17Dans le roman du russe Iouri Dombrowski, La faculté de l’inutile, le héros parvient à mettre en échec la machinerie juridico-policière qui lui attribue un délit qu’il n’a pas commis, dont la matérialité, douteuse, ne fait même pas l’objet d’un examen. Délit pour lequel il risque les sanctions les plus lourdes, comme tant d’autres victimes de l’arbitraire d’un régime qui vit de la terreur qu’il inspire et dont les serviteurs les plus zélés sont eux-mêmes destinés à devenir les futures proies. Dombrowski est son propre sujet : né en 1909, il est arrêté à 23 ans et déporté au Kazakhstan. Il sera arrêté à cinq reprises et cinq fois réhabilité. À 55 ans, il aura passé vingt-cinq ans en déportation. La « faculté de l’inutile » est le surnom de la faculté de droit en Union soviétique, faculté qui a perdu sa fonction : préparer des hommes à une fonction tierce, médiatrice, régulatrice et résolutrice des conflits, donc pacifiante et protectrice de la collectivité. Notons encore la place très importante que tient dans le roman la question du religieux, en tant que faisant prévaloir le droit sur la force. Droit de l’Ancien et du Nouveau Testament pour Dombrowski, droit romain pour Varlam Chalamov [11], face à la négation du droit, à l’impossibilité de l’innocence, chacun en appelle au souvenir d’une société et d’une culture différentes. Sinon il faut se désavouer et périr. Quand la contrainte est telle qu’il n’est plus d’autre choix que d’utiliser la parole pour nier sa propre vérité, la survie psychique ou la survie tout court est menacée. Dombrowski maintient l’espoir en imaginant un accusé lucide, maître de sa pensée, qui démontre et démonte la folie de l’accusation et détruit l’investigateur.
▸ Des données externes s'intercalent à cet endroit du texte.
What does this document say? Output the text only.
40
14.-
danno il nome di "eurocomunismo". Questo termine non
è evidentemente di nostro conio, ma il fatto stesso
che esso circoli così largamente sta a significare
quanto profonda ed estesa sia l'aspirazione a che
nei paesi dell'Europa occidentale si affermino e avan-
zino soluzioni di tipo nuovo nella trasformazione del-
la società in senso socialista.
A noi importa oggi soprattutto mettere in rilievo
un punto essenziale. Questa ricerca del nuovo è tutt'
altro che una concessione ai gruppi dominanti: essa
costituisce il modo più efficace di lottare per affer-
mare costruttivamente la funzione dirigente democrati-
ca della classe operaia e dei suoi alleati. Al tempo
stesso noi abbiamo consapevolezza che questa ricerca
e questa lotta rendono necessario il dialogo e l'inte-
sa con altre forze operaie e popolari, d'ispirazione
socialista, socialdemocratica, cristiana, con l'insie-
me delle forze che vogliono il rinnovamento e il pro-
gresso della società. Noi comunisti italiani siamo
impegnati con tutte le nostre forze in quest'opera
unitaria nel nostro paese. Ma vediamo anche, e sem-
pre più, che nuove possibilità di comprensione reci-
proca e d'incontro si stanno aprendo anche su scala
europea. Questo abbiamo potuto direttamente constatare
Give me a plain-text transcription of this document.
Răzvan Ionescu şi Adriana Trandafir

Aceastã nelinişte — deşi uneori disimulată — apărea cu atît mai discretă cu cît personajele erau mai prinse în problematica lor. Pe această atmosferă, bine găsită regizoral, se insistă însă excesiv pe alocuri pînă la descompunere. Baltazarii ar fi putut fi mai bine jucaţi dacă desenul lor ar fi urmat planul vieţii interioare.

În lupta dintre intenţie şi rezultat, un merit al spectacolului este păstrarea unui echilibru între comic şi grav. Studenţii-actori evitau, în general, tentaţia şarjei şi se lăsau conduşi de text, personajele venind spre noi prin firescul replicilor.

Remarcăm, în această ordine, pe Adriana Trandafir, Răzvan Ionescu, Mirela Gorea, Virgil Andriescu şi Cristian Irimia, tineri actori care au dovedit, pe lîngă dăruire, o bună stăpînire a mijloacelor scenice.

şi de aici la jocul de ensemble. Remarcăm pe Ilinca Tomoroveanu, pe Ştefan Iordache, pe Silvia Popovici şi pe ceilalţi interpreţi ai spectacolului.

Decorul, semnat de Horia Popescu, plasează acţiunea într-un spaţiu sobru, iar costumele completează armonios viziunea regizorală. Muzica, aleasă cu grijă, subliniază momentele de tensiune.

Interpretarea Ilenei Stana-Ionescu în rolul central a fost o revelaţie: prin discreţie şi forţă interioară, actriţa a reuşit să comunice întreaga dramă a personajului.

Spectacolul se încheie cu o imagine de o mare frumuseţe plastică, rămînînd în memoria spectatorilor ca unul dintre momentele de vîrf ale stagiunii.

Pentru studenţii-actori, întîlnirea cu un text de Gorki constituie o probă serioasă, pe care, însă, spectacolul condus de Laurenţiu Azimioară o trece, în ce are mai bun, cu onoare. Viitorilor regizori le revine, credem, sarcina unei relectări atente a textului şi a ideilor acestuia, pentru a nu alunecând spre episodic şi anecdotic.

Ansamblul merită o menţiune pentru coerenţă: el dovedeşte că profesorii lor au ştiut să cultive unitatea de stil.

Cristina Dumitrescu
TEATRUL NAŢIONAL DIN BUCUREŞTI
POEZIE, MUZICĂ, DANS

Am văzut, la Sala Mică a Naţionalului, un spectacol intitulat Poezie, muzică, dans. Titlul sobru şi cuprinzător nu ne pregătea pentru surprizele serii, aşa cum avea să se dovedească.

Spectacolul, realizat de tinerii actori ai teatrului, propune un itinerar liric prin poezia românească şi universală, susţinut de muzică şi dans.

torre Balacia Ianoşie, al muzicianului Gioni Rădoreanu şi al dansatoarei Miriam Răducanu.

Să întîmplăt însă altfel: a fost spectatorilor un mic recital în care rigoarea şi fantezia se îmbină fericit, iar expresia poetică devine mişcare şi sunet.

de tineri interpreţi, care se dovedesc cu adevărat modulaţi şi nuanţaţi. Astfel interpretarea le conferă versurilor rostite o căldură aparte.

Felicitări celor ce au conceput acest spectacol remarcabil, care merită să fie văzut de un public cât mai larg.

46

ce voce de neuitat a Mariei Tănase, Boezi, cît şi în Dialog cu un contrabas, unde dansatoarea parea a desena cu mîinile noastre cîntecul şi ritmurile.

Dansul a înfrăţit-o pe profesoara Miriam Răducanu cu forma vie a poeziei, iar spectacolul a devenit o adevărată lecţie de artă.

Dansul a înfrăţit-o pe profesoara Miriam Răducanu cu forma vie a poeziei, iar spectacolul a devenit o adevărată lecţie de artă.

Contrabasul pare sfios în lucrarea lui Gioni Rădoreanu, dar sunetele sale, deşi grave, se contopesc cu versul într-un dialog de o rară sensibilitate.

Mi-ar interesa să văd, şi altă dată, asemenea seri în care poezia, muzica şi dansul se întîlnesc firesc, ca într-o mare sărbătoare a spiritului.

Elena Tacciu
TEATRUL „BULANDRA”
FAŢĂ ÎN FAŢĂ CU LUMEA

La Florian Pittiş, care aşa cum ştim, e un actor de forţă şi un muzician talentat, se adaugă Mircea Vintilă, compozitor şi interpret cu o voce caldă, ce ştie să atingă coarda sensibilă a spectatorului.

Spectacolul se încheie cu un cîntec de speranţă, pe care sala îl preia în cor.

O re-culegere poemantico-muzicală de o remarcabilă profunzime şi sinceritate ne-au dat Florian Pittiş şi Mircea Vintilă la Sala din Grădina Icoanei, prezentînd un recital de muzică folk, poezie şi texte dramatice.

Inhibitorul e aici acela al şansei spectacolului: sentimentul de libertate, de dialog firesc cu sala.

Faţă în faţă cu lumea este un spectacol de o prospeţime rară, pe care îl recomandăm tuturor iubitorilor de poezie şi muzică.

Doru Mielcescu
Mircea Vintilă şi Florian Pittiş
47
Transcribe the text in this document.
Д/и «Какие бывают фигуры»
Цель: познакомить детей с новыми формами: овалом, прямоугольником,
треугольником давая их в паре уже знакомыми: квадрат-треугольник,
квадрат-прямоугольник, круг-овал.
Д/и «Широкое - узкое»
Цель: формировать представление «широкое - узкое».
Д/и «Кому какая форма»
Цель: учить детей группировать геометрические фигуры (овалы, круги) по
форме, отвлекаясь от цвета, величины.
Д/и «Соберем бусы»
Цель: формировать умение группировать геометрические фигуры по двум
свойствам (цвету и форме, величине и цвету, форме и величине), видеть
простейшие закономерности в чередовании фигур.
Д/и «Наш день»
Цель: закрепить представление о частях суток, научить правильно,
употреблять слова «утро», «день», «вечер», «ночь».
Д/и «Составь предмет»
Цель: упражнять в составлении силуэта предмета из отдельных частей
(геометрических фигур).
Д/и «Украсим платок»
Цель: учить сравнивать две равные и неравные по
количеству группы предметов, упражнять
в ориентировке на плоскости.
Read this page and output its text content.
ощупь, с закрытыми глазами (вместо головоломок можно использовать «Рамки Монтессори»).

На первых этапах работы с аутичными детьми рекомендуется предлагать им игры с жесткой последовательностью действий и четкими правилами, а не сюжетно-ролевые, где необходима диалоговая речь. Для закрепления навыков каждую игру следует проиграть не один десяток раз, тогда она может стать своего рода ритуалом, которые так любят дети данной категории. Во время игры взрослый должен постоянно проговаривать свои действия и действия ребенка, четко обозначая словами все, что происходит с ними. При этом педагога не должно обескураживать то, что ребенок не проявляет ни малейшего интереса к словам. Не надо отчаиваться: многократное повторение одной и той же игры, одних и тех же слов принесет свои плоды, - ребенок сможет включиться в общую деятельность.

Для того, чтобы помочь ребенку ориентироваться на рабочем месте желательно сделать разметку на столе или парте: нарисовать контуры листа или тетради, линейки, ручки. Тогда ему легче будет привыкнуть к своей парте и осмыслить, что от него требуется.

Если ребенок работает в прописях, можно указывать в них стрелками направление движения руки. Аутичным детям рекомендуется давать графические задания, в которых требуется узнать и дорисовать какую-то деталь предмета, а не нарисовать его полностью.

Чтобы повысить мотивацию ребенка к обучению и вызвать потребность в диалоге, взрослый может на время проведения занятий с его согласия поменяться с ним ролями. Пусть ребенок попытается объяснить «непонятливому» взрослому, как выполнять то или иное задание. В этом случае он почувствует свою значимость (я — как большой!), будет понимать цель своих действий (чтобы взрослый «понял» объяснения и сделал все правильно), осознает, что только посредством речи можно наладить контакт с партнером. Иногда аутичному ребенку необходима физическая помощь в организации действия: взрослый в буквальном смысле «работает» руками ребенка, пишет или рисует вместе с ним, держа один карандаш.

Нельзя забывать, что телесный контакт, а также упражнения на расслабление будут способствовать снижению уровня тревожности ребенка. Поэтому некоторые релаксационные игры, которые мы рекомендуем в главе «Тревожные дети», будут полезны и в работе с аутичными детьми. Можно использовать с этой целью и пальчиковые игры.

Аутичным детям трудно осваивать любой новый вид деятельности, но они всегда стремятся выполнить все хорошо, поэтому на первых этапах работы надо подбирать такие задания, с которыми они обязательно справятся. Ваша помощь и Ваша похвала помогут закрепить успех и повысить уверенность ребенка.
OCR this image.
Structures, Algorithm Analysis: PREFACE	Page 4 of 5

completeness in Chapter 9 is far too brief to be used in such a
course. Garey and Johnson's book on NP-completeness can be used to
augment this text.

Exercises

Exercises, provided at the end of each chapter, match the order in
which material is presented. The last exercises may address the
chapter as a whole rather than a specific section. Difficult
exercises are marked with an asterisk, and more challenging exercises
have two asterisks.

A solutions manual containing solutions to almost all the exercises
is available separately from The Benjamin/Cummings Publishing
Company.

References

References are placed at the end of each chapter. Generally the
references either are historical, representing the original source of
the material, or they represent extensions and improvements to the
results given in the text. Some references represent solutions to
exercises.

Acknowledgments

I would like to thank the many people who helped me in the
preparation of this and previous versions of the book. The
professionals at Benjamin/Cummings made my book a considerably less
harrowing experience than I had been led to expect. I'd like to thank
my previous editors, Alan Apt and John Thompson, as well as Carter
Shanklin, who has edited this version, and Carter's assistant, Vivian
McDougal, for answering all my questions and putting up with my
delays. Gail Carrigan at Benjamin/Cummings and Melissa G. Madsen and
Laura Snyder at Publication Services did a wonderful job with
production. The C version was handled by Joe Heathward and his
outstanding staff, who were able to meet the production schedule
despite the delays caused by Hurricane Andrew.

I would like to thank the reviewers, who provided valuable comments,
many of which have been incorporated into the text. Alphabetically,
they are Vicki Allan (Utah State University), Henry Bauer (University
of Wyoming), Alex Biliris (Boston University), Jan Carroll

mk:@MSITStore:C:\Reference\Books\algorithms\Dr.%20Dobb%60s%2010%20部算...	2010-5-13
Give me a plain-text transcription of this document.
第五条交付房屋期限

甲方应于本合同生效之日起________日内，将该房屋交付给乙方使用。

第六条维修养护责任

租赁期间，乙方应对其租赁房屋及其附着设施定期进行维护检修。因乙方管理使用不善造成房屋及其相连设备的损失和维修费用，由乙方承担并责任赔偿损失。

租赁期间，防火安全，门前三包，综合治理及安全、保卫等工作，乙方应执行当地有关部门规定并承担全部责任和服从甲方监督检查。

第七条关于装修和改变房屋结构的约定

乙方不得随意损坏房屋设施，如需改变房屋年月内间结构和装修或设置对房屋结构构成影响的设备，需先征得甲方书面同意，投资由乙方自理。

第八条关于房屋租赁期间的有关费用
18Le psychanalyste, contrairement à l’enquêteur soviétique, croit en la parole mais en tant qu’elle est porteuse d’une vérité que pour une part le sujet ignore ; le policier ou le juge soviétiques ont renoncé à leur rôle d’investigation au profit de la persécution : placer dans la bouche de l’accusé une vérité venue d’ailleurs qui l’efface comme sujet. Individu, il devient un « zéro » face à l’ « infini » du genre humain et l’obscurité règne en plein midi (Darkness at Noon)...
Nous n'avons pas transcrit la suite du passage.